Penjualan Hewan Kurban Di Cianjur Menurun Jelang Idul Adha, Harga Dan Ekonomi Jadi Faktor Utama

  • Bagikan

MitraBangsa.Online Cianjur – Menjelang perayaan Idul Adha tahun 2025, penjualan domba dan sapi di Kabupaten Cianjur, Jawa Barat mengalami penurunan signifikan dibandingkan tahun sebelumnya. Kenaikan harga domba serta kondisi ekonomi yang lesu diduga menjadi penyebab menurunnya daya beli masyarakat terhadap hewan kurban.

Rosid (60), seorang pedagang domba di Pasar Hewan Cianjur, mengungkapkan bahwa transaksi jual beli hewan kurban tahun ini jauh lebih sepi daripada tahun-tahun sebelumnya. Bahkan, setelah berjualan seharian, ia hanya berhasil menjual beberapa ekor saja.

“Kalau tahun lalu saya datang ke pasar hewan jam 11 siang, sore itu sudah terjual 10 ekor. Namun sekarang, bahkan untuk menjual sampai 5 ekor saja sulit,” ujar Rosid, Kamis (29/5/2025).

Kondisi ini membuat Rosid enggan membawa banyak stok domba ke pasar demi menghindari kerugian akibat tidak laku terjual.

“Saya beli domba dari peternak lalu dijual di pasar. Karena sepi, saya hanya membawa sedikit stok agar tidak merepotkan jika tidak laku,” tambahnya.

Kepala Pasar Hewan Cianjur, Murad, menyatakan bahwa meskipun penjualan domba mulai ramai dua pekan sebelum Idul Adha, volume transaksi tahun ini menurun jika dibandingkan dengan tahun lalu.

“Dibanding hari biasa memang ada kenaikan, tapi kalau dibandingkan dengan momen Idul Adha tahun sebelumnya, penjualan hewan kurban mengalami penurunan,” kata Murad.

Biasanya dalam sehari, Pasar Hewan Cianjur mampu menjual sekitar 80 hingga 100 ekor domba dan kambing, namun tahun ini hanya mencapai 50 hingga 80 ekor saja.

“Secara kasar, terjadi penurunan sekitar 20 persen dibandingkan tahun lalu,” jelasnya.

Murad menjelaskan bahwa kenaikan harga domba yang kini mencapai lebih dari Rp 4 juta per ekor dari sebelumnya Rp 3,5 juta, serta melemahnya daya beli masyarakat, menjadi faktor utama penurunan penjualan hewan kurban.

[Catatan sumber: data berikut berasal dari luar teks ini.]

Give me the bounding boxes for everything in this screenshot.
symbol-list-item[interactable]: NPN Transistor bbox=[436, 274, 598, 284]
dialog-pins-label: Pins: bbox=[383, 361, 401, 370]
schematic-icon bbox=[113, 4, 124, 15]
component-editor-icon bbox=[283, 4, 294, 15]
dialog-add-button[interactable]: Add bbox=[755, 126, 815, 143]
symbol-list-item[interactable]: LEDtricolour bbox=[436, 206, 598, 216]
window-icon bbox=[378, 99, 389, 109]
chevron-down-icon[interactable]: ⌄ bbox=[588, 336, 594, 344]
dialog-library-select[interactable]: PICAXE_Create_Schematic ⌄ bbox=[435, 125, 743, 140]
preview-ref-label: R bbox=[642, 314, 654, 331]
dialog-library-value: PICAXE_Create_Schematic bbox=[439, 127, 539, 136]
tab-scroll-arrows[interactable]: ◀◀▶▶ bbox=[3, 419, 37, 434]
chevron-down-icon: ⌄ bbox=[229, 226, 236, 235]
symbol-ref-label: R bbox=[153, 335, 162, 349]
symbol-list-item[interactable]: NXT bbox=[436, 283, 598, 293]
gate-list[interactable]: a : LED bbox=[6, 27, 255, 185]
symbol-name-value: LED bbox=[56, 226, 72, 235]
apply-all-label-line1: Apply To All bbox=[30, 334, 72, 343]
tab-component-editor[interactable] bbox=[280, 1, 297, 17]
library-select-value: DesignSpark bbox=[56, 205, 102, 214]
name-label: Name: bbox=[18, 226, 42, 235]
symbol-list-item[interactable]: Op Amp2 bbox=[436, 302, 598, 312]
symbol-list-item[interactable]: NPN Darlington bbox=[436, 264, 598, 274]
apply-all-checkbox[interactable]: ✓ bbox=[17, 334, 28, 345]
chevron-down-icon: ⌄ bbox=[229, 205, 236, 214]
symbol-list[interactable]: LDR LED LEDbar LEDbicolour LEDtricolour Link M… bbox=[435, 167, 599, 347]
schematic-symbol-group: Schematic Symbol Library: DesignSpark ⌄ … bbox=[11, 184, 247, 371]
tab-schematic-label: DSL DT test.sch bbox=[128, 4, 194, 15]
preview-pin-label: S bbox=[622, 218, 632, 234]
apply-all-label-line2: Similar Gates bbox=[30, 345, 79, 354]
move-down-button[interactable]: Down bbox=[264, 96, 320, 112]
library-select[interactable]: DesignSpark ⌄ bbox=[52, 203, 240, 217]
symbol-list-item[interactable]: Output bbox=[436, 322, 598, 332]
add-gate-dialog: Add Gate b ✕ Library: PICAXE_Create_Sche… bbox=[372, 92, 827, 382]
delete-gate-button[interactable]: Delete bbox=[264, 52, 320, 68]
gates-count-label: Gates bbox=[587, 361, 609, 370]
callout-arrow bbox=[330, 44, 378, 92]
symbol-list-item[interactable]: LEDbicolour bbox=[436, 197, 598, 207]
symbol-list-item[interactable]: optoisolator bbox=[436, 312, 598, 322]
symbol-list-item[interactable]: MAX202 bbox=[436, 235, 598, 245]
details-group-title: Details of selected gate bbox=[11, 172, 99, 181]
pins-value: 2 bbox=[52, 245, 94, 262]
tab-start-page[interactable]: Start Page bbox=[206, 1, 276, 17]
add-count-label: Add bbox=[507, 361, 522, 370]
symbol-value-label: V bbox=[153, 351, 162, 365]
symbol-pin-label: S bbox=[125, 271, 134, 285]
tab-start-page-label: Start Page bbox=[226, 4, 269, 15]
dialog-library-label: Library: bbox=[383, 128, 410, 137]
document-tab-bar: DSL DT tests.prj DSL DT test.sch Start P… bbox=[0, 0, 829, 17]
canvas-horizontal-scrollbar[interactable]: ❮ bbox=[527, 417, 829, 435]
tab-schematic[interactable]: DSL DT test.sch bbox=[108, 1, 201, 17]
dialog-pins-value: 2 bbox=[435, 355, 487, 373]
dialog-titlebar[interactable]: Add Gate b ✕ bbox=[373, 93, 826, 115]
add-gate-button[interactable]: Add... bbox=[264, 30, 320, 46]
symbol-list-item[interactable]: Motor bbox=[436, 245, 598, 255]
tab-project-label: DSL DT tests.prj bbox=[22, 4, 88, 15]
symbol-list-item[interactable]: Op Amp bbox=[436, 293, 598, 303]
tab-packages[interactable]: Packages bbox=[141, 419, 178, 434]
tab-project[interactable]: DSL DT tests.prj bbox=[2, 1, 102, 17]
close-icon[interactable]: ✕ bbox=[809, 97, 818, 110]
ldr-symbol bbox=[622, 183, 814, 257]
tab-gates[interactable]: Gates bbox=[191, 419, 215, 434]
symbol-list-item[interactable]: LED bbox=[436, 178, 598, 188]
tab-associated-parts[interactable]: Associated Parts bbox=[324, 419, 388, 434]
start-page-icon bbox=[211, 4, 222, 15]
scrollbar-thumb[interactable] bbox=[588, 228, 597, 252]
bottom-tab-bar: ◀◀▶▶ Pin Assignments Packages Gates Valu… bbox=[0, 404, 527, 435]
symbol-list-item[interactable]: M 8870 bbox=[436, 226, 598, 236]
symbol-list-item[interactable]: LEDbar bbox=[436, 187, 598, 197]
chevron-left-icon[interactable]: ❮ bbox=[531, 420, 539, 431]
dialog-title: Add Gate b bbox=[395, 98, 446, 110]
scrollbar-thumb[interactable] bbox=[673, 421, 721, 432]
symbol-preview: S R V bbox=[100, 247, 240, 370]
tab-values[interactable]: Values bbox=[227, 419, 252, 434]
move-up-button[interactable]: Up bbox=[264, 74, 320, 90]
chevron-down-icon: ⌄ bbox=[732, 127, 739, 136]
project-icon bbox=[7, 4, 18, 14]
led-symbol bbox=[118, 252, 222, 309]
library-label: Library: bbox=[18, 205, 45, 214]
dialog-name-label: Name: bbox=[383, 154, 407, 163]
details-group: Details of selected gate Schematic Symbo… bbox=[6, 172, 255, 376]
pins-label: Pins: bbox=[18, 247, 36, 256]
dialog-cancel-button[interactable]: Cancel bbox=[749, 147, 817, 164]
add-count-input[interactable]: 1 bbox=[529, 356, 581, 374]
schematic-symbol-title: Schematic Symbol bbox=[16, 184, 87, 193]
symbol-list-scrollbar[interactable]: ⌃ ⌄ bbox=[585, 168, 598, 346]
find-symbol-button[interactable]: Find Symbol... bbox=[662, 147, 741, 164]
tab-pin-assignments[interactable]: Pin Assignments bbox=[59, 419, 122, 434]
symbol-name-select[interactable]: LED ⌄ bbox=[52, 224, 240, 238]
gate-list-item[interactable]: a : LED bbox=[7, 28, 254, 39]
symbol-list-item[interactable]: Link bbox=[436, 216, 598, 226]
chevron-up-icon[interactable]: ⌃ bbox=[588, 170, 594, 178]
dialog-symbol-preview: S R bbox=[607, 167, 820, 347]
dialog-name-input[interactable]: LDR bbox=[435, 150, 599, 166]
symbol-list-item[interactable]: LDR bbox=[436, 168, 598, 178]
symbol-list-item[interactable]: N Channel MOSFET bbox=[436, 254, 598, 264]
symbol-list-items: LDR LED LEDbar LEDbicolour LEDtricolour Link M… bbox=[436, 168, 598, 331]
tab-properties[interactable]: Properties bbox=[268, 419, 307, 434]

“Saat ini harga domba sudah di atas Rp 4 juta per ekor, sebelumnya Rp 3,5 juta. Daya beli masyarakat juga menurun, sehingga berdampak pada penjualan hewan kurban,” ungkapnya.

Selain domba, penjualan sapi kurban di Cianjur juga mengalami penurunan hingga 30 persen. Uki Lukman (45), staf peternakan Haji Basor, menyampaikan bahwa dari total stok 300 ekor sapi, baru sekitar 200 ekor yang terjual.

Padahal harga sapi tahun ini relatif stabil, berkisar antara Rp16 juta hingga Rp100 juta per ekor.

“Saat ini masih tersisa sekitar 100 ekor sapi. Padahal biasanya stok kami sudah habis terjual. Tahun lalu stok kami mencapai 400 ekor,” kata Uki.